Hawaii’s huge Kilauea volcano violently erupted last year. The wake of that cataclysmic event has spawned continuous seismic activity, both natural and human-based. We touch upon the latter in today’s blog post.

We referenced Kilauea’s tirade in our July 31, 2018, entry, centrally noting the “mass ire and indignation” felt in its aftermath by scores of insured residents holding homeowners policies with Lloyd’s of London.

That wrath hasn’t subsided in the months following the seminal Kilauea event. Indeed, continuing behavior by Lloyd’s that has been roundly condemned as a bad-faith attempt to skirt clear contractual duties has progressively embroiled the insurer in a litigation and public-relations nightmare.

Arguably, Lloyd’s should have taken the tack of a local agency that also insured homeowners having properties damaged by Kilauea. One of those policyholders had adjacent properties suffering devastatingly similar damage. The Hawaiian insurer declared the property it covered a total loss, promptly and fully compensating the owner for all damage.

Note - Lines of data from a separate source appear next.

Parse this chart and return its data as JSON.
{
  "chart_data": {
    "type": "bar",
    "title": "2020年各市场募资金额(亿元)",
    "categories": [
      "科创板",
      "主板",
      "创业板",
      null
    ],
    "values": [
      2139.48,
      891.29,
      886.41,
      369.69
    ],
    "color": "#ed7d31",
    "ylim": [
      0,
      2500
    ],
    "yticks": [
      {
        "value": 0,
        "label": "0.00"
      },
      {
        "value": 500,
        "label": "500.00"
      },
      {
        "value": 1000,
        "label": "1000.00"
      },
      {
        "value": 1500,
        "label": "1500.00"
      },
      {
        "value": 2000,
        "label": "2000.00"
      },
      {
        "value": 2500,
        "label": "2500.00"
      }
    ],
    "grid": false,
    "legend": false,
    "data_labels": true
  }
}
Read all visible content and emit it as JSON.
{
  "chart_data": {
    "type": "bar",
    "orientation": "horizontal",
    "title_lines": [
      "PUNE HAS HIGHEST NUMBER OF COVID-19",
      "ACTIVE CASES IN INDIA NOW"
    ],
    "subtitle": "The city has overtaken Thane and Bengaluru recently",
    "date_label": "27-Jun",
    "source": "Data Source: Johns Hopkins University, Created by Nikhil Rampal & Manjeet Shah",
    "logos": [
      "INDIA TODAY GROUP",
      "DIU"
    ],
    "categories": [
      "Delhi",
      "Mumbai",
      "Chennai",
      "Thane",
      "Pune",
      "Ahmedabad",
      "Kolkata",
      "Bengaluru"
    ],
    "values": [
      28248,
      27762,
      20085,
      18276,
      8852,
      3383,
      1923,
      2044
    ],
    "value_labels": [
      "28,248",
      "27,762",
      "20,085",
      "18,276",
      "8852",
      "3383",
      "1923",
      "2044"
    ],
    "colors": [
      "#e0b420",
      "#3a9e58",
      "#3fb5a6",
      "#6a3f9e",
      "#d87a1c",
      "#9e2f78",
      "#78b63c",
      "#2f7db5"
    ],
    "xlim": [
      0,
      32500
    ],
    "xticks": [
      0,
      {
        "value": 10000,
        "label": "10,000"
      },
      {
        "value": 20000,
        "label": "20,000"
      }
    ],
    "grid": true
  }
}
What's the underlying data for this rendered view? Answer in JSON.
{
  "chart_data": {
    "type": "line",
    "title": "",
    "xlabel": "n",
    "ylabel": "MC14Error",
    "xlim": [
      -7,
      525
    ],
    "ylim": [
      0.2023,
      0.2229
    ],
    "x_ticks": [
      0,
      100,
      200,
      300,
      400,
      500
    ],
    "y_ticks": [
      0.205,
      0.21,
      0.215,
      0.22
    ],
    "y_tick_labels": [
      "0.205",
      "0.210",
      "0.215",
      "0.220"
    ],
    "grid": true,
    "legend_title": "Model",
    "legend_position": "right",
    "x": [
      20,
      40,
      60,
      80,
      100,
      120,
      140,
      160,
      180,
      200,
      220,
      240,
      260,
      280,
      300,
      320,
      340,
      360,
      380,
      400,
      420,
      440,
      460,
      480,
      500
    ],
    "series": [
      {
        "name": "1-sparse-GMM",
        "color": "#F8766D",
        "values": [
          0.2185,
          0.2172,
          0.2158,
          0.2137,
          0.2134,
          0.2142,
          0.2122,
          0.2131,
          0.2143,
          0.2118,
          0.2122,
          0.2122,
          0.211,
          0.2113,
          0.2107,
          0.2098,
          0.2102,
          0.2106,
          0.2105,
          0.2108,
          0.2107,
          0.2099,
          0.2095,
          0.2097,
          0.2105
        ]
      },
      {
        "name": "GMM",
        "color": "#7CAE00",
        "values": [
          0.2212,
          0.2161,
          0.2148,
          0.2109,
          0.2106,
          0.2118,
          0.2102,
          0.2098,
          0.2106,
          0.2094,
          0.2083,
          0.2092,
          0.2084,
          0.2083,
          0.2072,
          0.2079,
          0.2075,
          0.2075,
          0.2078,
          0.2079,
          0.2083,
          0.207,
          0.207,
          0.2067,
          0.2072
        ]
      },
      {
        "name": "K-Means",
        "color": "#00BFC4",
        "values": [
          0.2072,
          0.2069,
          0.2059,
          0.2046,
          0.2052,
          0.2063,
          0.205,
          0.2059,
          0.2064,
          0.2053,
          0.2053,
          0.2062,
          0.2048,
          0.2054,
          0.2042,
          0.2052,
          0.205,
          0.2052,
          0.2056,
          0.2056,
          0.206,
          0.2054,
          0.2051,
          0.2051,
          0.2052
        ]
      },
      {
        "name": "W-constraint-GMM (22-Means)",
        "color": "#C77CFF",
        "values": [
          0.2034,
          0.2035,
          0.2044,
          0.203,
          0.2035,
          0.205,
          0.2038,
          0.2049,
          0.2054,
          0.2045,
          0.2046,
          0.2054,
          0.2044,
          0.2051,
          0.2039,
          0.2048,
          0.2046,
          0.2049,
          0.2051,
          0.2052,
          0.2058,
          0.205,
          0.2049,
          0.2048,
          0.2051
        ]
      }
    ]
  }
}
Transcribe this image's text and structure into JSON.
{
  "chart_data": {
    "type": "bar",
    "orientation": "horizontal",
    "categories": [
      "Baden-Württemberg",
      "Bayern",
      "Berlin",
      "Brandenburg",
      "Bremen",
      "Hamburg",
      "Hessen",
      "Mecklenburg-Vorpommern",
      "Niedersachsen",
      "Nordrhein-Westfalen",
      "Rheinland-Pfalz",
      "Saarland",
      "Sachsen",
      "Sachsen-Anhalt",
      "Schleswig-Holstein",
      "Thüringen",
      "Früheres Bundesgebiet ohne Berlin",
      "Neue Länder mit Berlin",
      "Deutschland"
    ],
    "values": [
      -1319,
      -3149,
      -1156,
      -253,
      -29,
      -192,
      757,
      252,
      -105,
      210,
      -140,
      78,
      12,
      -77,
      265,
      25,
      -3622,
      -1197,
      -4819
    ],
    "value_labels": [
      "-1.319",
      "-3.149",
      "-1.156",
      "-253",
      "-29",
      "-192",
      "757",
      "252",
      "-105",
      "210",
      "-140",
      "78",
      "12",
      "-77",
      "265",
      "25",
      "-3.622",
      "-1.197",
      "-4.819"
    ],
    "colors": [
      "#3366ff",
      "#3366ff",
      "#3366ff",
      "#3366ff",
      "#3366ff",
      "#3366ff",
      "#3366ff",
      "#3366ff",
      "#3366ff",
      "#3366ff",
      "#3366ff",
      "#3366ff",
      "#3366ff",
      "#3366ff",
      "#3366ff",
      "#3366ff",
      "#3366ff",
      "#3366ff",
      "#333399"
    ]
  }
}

Lloyd’s insures the other property. To date, it has steadfastly refused to acknowledge the full extent of damage suffered and has offered its insured less than $9,000 as loss compensation.

Reportedly, the insurer has acted similarly in scores of other cases, which is resulting in progressively more litigation being filed against it. Eleven more plaintiffs recently commenced lawsuits alleging bad faith, deceptive practices and contract breach. One of their legal representatives states that they and others have “no option other than to look to the courts for help.”